Just because you find something on a website doesn’t mean it isn’t biased. Flo might be able to help you find cheap insurance, but I doubt she can tell you whether cheap insurance is the right choice for you. The fact is that the overwhelming majority of organizations that give out financial information or advice over the Internet are still there to sell you something. They have a motive of their own. Your mutual fund company, your insurance company, and your discount broker will all offer you financial advice – but will they recommend another company’s mutual funds, insurance products, or stock transactions? I think not.

Only Registered Investment Advisers are specifically in the business of giving their clients advice that puts those clients’ own interests first. A good RIA advisor or financial planner, like a good doctor, will seek to educate you, to look for problems before they become serious, and to tell you things you don’t necessarily want to hear if you need to hear them. A good advisor will measure her success by your long-term success, and not by the company’s sales results or stock price.

Knowing and Doing are Different Things

Reading a Chinese dictionary doesn’t make you fluent in Chinese. It’s easy to forget that money is not just about knowing; it’s about doing the right thing and achieving the results you want over the long term. Financial literacy is a performance art, and good financial advisors are coaches. If you happen to be one of those rare individuals who practice perfect follow-through on your intentions and goals, bravo! But most of us business professionals do vastly better with a bit of help – help with getting organized, with better understanding the decisions we’re facing, and especially help with follow-through that may involve various different kinds of financial products and service providers.

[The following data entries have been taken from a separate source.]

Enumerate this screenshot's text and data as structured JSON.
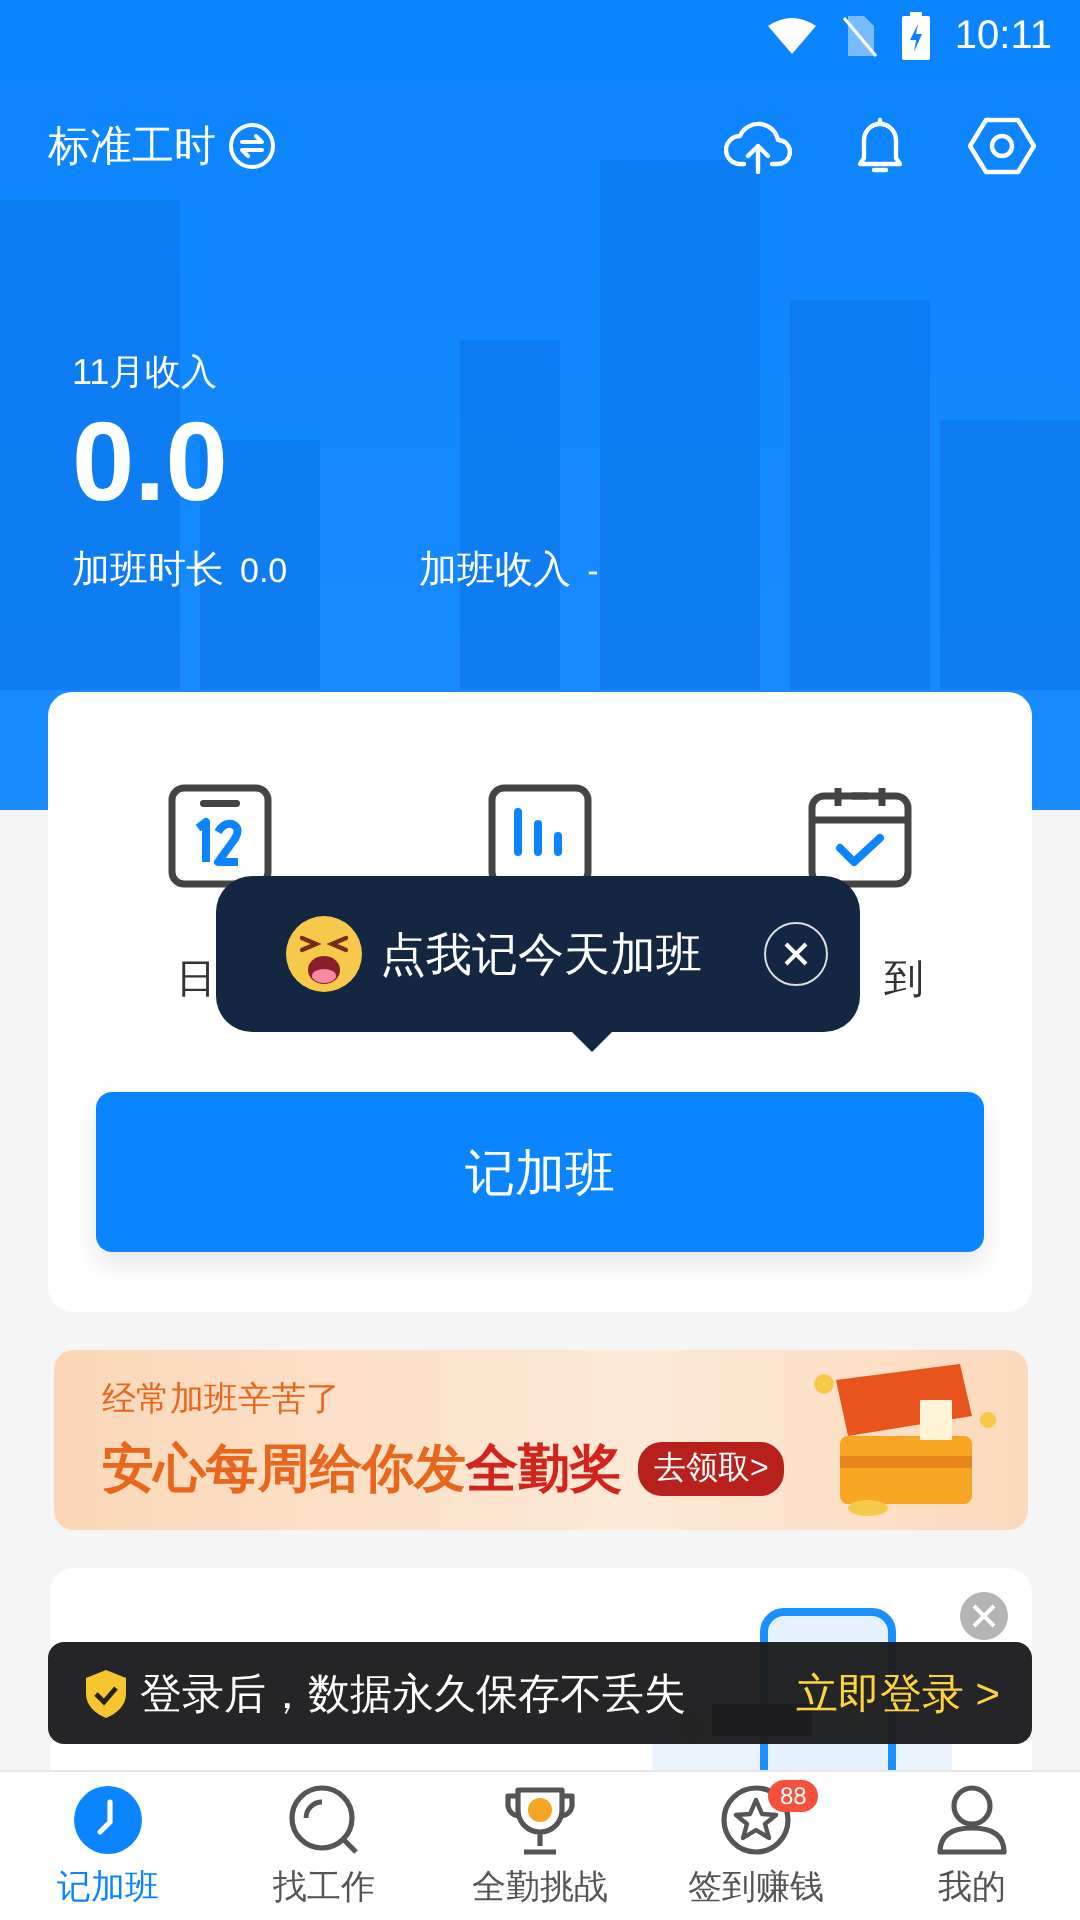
{
  "status_bar": {
    "time": "10:11"
  },
  "header": {
    "mode_label": "标准工时",
    "income_label": "11月收入",
    "income_value": "0.0",
    "stats": [
      {
        "label": "加班时长",
        "value": "0.0"
      },
      {
        "label": "加班收入",
        "value": "-"
      }
    ]
  },
  "tools": [
    {
      "kind": "calendar",
      "label": "日"
    },
    {
      "kind": "stats"
    },
    {
      "kind": "checkin",
      "label": "到"
    }
  ],
  "tooltip": {
    "text": "点我记今天加班"
  },
  "primary_button": {
    "label": "记加班"
  },
  "banner": {
    "subtitle": "经常加班辛苦了",
    "headline": "安心每周给你发",
    "highlight": "全勤奖",
    "action": "去领取>"
  },
  "login_toast": {
    "text": "登录后，数据永久保存不丢失",
    "action": "立即登录 >"
  },
  "nav": [
    {
      "label": "记加班",
      "selected": true
    },
    {
      "label": "找工作",
      "selected": false
    },
    {
      "label": "全勤挑战",
      "selected": false
    },
    {
      "label": "签到赚钱",
      "selected": false,
      "badge": "88"
    },
    {
      "label": "我的",
      "selected": false
    }
  ]
}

Internet searches can help you know more facts. They won’t partner with you to help ensure you achieve the results you want.

Good Financial Advice Can Be Affordable

A common misperception is that individualized, fiduciary financial advice is available only to the richest among us – as opposed to ‘free’ advice via the internet. That is simply not true. There are many options available, from flat-fee structures to lower pricing for entry-level clients. And when advisors earn their fees based on a client’s long-term wealth over time, their interests are perfectly aligned with those of their clients. In addition, transparency regarding fees and potential conflicts of interest is important for consumers who want to make an informed decision about an advisor on whom she will rely for unbiased help in building and executing a long-term financial plan.

*****

1. The scarcity principle in economics states that needs and wants will always exceed available resources.